Striking teachers took to the streets in Auckland today. Photo: NZ Herald
Striking teachers took to the streets in Auckland today. Photo: NZ Herald
Teachers who are going on strike again from today say they were forced to because a revised Government offer came through too late to rearrange planned meetings.

About 30,000 teachers belonging to the NZ Educational Institute (NZEI) are striking today in Auckland, on Tuesday in the rest of the North Island (except Wellington), on Wednesday in Christchurch, on Thursday in the rest of the South Island and on Friday in Wellington.

About 464,000 students at 1943 primary and intermediate schools will either stay home or, in some cases, will be supervised by after-school programmes that are stepping up to run all day during the strike.

This morning about 50 teachers and supporters are at a street corner in central Auckland demanding better pay and conditions.

Nz Educational Insitute president Lynda Stuart joined teachers from Newton Central School at the corner of Ponsonby Rd and Karangahape Rd.

Dozens of other street corner rallies are taking place around Auckland today. Teachers in other regions will strike later this week.

The Newton Central group has been crossing the streets around the four corners of the intersection waving flags and placards.

All those who spoke to the New Zealand Herald said the Government's latest $700 million offer was still not enough.

Jo McKendrey, a Newton Central deputy principal who turned 50 today, said schools needed more teachers, better pay and more funding for students who need learning support.

"We want to attract more teachers to the profession. We are really desperate for teachers," she said.

"We actually need to make it attractive with a pay increase. It's getting harder and harder to live and work in Auckland."

The teachers are meeting at 10am in venues around Auckland to debate the Government's latest offer.

Stuart said the talks, which began last Monday, dragged on longer than planned.

"The intention for facilitation was for Monday, Tuesday and Wednesday," she said.

"The ministry asked if we would do Thursday, which we did. The offer came late on Thursday."

The institute had already booked venues for meetings around the country at 10am on each strike day, and Stuart said: "We couldn't guarantee we would have teachers back in school by 12pm."

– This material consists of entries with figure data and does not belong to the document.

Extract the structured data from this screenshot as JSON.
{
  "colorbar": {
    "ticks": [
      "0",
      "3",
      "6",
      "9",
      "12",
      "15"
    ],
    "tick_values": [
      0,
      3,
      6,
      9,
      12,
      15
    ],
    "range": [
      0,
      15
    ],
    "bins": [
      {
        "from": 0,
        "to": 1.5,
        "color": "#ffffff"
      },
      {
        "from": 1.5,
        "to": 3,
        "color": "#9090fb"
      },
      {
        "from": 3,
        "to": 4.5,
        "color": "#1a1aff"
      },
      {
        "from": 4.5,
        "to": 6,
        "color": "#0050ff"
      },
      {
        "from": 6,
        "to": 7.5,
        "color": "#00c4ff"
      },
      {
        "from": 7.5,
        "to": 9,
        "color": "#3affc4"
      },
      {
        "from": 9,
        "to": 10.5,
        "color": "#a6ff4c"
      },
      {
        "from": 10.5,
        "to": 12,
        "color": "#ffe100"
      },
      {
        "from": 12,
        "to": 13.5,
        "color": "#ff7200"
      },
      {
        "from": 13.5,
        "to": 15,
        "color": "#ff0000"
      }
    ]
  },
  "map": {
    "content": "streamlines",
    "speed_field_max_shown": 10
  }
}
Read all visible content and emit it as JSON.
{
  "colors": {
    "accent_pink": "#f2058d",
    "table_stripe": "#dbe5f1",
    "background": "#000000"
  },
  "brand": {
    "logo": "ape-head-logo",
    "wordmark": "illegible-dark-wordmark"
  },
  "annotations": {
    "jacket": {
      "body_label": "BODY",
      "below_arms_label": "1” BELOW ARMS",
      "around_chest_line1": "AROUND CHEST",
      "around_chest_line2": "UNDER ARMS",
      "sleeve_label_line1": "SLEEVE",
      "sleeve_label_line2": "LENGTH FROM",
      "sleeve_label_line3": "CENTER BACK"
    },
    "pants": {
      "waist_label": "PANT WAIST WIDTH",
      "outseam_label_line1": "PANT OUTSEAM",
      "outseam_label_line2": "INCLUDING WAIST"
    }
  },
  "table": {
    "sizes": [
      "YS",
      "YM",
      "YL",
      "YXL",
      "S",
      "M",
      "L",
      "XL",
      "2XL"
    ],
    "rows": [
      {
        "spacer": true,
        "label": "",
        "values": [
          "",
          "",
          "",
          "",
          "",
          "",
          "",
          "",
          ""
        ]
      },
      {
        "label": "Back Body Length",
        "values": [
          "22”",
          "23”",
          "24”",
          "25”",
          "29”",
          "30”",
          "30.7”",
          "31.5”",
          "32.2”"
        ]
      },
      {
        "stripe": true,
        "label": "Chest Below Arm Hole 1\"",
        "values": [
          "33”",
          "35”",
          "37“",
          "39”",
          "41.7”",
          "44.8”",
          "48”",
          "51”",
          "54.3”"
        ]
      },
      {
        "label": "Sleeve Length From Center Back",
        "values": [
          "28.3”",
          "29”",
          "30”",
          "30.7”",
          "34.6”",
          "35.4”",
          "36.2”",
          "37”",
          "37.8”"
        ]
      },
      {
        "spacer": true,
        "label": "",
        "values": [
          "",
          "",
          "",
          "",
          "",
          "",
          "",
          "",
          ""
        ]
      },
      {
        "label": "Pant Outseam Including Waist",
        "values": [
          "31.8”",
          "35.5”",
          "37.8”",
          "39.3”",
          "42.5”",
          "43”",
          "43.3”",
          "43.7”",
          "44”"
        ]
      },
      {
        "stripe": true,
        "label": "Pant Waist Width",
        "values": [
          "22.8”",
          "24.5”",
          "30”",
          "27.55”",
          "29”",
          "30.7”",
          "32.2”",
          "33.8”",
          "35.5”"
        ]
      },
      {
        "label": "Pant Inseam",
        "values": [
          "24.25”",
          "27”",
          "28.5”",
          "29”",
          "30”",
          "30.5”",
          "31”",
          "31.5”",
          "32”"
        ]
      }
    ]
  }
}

"You can think about the traffic in Auckland, and when you have some rural and isolated areas, you have issues there," she said.

"If you have parents dropping off children at 12pm, we have to be sure we will have teachers there."

The revised ministry offer stuck to its previous offer of a 3 per cent pay rise each year for three years, lifting most teachers' base pay by 9.3 per cent by November 2020.

For the average primary teacher on $72,900, that represents an extra $6780 a year, or $130 a week, by 2020.

The latest offer

Thursday's new offer added three more sweeteners:

• Lifting the maximum salary for teachers who trained before degrees became required for teaching by four steps on the pay scale, lifting pay for long-serving staff like Tauranga teacher Eileen Gilmour by 39 per cent, from $59,621 to $82,992, by 2020.

• Creating an extra step at the top of the salary scale from 2020, lifting the top of the basic scale by 12.6 per cent, from $75,949 to $85,481, by 2020. About a third of teachers are on the top step and would get this increase.

• An immediate one-off $500 payment to all NZEI primary and intermediate teachers.